Das Theater gibt verstärkt Gastspiele in Rheinhessen, etwa in der Kulturhalle „kING“ in Ingelheim. Nun feiert eine Produktion von Tanzmainz am 26. Mai im hessischen Kloster Eberbach Premiere ...

Das Kloster ist ein spannender Spielort, weil er historisch viel mit Mainz und dem Bistum Mainz zu tun hat.
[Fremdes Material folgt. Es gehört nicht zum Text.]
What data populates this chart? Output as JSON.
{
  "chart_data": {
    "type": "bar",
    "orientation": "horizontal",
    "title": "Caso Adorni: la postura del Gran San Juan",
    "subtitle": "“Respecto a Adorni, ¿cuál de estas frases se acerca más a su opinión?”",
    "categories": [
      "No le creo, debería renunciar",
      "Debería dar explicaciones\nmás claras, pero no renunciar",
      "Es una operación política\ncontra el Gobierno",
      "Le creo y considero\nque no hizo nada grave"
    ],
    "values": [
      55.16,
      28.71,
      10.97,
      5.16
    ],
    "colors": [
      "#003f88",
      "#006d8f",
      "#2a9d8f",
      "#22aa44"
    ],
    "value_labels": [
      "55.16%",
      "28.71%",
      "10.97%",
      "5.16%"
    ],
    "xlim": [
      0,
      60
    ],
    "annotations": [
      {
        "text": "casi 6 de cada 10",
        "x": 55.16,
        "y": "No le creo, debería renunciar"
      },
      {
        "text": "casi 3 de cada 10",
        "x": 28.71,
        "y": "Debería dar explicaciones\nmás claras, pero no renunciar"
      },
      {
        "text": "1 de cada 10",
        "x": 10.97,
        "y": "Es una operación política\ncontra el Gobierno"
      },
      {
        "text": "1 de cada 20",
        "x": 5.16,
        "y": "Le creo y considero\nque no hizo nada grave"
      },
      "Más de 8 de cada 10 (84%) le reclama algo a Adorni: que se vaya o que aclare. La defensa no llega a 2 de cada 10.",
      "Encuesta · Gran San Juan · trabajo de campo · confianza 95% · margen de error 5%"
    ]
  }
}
Das Kloster Eberbach als eine Wiege des christlichen und jüdischen Glaubens ist einer der wichtigsten Orte hier in Region und deshalb eine ideale Spielstätte für das israelische Choreografenpaar Guy Weizman und Roni Haver.

Im Juni beginnt im Kleinen Haus der Einbau der neuen Obermaschinerie. Welchen Einfluss hat das auf die Spielzeit?

Wir schließen das Kleine Haus am 10. Juni. Die Umbauarbeiten werden dann circa zehn Wochen dauern. Zum Beginn der Spielzeit am 18. August soll die Anlage installiert sein. Anschließend werden unsere Mitarbeiter an der neuen Technik und Software geschult. Die erste Premiere ist am 19. Oktober mit dem Calderón-Stück „Das Leben ein Traum“. Man wird dann endlich wieder während der Vorstellungen die Bühnenbilder offen verwandeln, im Nu neue Räume schaffen können. Wir konnten all die Jahre Stücke, die viele Raumwechsel erforderten, gar nicht auf den Spielplan nehmen oder mussten sie im Großen Haus zeigen.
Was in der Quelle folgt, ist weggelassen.